Uros Live aims to promote some 150 events annually and they are gearing up to play host to the 2022 IIHF Men’s World Championship.
In December, Liiga teams Tappara and Ilves will vacate their current home, the historic Hakametsä arena, originally built for the 1965 Worlds as Finland’s first indoor rink.
With decades of history, Hakametsä is also home to a truly special hockey culinary offering: the region’s famous mustamakkara blood sausages.
Will they make the trip cross-town to the new arena? We’ll have to wait and see. According to Sulin, now that the beer deal is done (including a range of domestic and international offerings through a partnership with Hartwall) they can now focus on the sausages.
We’re betting they make the cut!
Diversity Milestone
(via Simmer)
For the first time since the 1940’s, a professional hockey team in North America featured an all-black forward line. History happened this past Sunday with the American Hockey League’s Ontario (California) Reign taking on the Bakersfield Condors.
As the “Soul On Ice - The Podcast” tweeted:
“History being made tonight. Not since the Black Aces have we seen an all-Black line in pro hockey. Herb Carnegie, Ozzie Carnegie and Manny McIntyre are shining down on Devante Smith-Pelly, Quinton Byfield, and Akil Thomas tonight. The line already has a goal in the 1st. #History #SoulOnIce”
And speaking of hashtags, the trailblazer Herb Carnegie has been the subject of many lately, as in #HerbfortheHall. Before Willie O’Ree, a Hockey Hall of Fame inductee in 2018, broke the NHL colour barrier, Carnegie was a star and a three-time Quebec senior league MVP for the Quebec Aces. Discrimination ultimately prevented him from making the “national league” and he refused a New York Rangers’ minor league contract. Carnegie later started hockey’s first diversity program, The Future Aces Hockey School. His daughter Bernice, who continues to help run her late-father’s program, told Hockey Wanderlust about dad deserving the Hall:
“He certainly opened opportunities that made it possible for those who have come after, like Willie, to have that chance. And Willie is very special to our family as well, he was a friend of the family eventually, and I get to talk to him every once in awhile. And I’m so thrilled actually with the work that he’s doing because in many ways it emulates what my father was doing in those early years of working with young people. So bravo to Willie, I’m so happy to see the recognition that is coming to him because he certainly deserves it.”
Showing humility and generosity, to go with the Future Aces creed which includes respect, tolerance, diversity, and sportsmanship.
Features:
1. Red Hot NHL Europeans - March 17 to March 24
(Three of the top 5 NHL scorers this week are Europeans, as are four of the top 5 goalies)
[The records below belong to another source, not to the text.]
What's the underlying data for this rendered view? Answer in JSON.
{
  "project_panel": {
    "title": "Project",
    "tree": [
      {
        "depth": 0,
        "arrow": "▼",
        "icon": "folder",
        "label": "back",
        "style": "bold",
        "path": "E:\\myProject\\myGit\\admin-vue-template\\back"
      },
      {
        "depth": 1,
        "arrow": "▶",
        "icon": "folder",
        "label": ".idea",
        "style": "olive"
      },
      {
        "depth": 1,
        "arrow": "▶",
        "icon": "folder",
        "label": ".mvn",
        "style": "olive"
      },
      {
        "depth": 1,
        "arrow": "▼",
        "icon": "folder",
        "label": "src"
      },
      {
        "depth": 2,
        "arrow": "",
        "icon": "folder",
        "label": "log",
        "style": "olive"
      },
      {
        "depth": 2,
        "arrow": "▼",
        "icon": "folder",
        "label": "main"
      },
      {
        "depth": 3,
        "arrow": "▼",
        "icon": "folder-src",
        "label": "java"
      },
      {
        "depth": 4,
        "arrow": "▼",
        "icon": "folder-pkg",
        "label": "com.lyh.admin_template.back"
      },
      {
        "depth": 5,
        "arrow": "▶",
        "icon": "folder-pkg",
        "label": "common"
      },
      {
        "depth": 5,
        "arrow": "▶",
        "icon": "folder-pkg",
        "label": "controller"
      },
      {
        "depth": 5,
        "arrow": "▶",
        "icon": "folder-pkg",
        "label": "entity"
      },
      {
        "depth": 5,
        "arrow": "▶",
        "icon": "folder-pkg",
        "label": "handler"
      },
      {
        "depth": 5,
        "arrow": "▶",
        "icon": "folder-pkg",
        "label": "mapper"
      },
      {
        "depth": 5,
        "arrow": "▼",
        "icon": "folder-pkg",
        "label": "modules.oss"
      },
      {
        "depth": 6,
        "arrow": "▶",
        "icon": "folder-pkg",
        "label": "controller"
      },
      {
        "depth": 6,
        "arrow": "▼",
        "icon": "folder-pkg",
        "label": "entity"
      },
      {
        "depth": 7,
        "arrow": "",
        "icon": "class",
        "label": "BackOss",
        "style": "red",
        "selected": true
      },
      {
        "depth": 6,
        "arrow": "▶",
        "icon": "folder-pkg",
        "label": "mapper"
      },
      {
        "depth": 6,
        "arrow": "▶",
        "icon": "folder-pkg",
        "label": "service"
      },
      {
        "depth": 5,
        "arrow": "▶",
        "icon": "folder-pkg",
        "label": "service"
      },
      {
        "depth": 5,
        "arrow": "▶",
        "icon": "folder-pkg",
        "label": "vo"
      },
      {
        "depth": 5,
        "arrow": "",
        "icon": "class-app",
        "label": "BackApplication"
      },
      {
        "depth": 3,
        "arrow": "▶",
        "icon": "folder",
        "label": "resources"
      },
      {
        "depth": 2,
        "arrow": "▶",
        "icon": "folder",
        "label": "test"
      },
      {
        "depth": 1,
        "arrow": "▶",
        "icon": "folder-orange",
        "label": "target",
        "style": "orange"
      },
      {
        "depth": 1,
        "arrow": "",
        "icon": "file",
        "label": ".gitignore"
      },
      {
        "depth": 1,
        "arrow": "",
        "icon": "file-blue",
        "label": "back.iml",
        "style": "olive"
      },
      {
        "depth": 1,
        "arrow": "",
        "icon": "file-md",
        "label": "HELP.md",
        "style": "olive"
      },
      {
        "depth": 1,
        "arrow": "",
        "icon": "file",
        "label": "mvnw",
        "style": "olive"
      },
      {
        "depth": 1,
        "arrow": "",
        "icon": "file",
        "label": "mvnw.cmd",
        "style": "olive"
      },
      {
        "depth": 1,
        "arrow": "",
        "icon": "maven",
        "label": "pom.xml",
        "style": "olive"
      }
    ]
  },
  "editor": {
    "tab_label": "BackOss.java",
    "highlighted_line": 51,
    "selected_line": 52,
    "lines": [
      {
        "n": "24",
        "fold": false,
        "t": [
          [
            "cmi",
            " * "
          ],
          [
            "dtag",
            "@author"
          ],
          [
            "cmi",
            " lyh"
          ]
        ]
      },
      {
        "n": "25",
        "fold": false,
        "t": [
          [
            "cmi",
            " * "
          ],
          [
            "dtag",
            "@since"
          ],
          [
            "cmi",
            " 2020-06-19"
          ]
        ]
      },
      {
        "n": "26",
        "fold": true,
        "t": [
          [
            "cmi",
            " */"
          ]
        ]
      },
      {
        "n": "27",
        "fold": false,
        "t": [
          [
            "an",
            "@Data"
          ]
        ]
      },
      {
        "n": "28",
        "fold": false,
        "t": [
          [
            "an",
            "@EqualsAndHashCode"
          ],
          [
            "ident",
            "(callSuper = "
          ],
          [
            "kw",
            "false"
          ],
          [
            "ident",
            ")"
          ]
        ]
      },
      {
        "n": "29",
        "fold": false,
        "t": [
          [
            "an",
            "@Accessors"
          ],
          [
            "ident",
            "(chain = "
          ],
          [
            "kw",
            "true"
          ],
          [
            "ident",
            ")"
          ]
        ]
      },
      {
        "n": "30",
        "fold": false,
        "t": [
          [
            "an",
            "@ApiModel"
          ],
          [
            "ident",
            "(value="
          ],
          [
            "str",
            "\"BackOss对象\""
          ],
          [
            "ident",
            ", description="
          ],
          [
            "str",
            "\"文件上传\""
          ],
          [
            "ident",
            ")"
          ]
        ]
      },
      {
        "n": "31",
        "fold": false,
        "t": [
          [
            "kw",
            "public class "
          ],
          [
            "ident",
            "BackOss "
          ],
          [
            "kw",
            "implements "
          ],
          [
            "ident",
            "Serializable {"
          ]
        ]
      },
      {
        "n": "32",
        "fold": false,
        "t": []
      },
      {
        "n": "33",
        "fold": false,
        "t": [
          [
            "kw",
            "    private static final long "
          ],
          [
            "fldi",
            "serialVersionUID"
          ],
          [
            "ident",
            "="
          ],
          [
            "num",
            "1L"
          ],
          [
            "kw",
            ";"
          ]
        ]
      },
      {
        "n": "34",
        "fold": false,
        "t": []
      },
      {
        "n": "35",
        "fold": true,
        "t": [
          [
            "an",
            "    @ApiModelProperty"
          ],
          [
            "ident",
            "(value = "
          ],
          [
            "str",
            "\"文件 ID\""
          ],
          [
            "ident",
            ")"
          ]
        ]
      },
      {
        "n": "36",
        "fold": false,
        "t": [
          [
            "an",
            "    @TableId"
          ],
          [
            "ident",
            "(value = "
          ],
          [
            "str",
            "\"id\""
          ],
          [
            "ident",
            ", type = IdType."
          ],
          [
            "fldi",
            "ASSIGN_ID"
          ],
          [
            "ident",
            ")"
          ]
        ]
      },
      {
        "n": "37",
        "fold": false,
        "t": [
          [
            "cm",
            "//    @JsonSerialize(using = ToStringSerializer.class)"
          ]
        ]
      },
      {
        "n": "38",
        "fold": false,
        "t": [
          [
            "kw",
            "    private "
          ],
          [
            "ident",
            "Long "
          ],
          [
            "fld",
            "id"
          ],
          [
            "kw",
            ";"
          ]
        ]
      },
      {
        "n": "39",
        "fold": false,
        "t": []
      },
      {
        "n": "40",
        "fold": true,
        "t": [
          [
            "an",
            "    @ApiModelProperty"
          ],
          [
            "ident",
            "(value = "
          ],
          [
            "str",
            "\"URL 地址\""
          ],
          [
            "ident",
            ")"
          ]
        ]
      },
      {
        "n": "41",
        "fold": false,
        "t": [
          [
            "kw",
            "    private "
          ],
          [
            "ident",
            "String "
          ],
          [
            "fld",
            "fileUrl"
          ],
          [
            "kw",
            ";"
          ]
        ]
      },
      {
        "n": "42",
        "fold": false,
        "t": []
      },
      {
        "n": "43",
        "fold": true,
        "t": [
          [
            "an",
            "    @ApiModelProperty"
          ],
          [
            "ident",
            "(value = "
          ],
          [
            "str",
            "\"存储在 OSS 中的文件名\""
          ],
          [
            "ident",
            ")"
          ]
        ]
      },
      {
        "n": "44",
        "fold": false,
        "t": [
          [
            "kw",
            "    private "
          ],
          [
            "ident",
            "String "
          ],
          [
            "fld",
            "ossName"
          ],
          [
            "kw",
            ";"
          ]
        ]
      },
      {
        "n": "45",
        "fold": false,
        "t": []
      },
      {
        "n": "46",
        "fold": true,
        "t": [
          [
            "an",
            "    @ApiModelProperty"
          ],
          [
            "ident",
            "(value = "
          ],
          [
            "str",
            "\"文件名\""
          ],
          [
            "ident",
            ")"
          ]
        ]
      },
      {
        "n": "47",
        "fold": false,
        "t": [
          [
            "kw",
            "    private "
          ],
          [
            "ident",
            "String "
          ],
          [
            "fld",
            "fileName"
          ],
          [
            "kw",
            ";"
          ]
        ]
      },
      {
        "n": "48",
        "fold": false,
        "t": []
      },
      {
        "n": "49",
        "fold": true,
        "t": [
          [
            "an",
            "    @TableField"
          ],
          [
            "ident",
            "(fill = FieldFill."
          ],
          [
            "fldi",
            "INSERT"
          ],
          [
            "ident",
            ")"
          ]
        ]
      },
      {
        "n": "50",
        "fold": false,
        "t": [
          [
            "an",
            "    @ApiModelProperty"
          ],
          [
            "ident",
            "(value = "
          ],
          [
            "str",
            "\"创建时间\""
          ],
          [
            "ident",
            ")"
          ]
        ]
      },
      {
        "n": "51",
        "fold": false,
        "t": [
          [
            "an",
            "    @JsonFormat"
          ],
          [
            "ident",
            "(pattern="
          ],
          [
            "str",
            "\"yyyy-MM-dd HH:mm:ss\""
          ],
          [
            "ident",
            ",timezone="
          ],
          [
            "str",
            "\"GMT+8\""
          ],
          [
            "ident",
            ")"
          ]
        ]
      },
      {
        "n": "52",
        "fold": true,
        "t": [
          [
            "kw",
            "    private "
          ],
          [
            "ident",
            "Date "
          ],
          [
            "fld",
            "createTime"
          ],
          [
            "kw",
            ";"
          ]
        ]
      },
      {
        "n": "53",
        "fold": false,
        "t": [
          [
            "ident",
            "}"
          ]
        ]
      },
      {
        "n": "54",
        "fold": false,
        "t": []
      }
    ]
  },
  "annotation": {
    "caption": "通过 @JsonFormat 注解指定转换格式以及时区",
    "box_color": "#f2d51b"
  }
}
(PPP - power play points, P/GP - points per game)
Mika Zibanejad - (NYR) Sweden - 4 GP, 4G, 5A, 9 PTS, +7, 1 PPP, 2.25 P/GP
Gabriel Landeskog - (COL) Sweden - 4 GP, 3G, 6A, 9 PTS, +5, 3 PPP, 2.25 P/GP
Mikko Rantanen (COL) - Finland - 4 GP, 5G, 3A, 8PTS, +7, 1 PPP, 2.00 P/GP
Pavel Buchnevich - (NYR) Russia - 4 GP, 3G, 4A, 7 PTS, +7, 0 PPP, 1.75 P/GP
Philipp Grubauer - (COL) Germany - 3 GP, 3W, 0L, 0.67 GAA, .974 Save%
2. DEL Highlights
Yes, Goalie Hannibal Weitzmann is at it again …
Check out:
#9 The Augsburger Panther defenceman Scott Valentine’s bomb from the point.
#7 The Fischtown Pinguins Miha Verlič has an open net in front of him, but Straubing Tigers’ Sebastian “Basti” Vogl get across the crease to deny him.
#3 Kölner Haie’s Hannibal Weitzmann looks to be without a chance but he gets back just in time to shut the door on the WolfsburgGrizzlys’ Pekka Jormakka.
3. Craving Playoffs … ?
Just so you know:
The KHL (Russia) is already well into the 2nd round of the Gagarin Cup
The Czech Extraliga Quarterfinals could end with two games scheduled this evening. Sparta has a 3-0 lead in games on Olomouc while Trinec holds the same over Brno. Liberec and Mlada Boleslav have already advanced to the semi-finals.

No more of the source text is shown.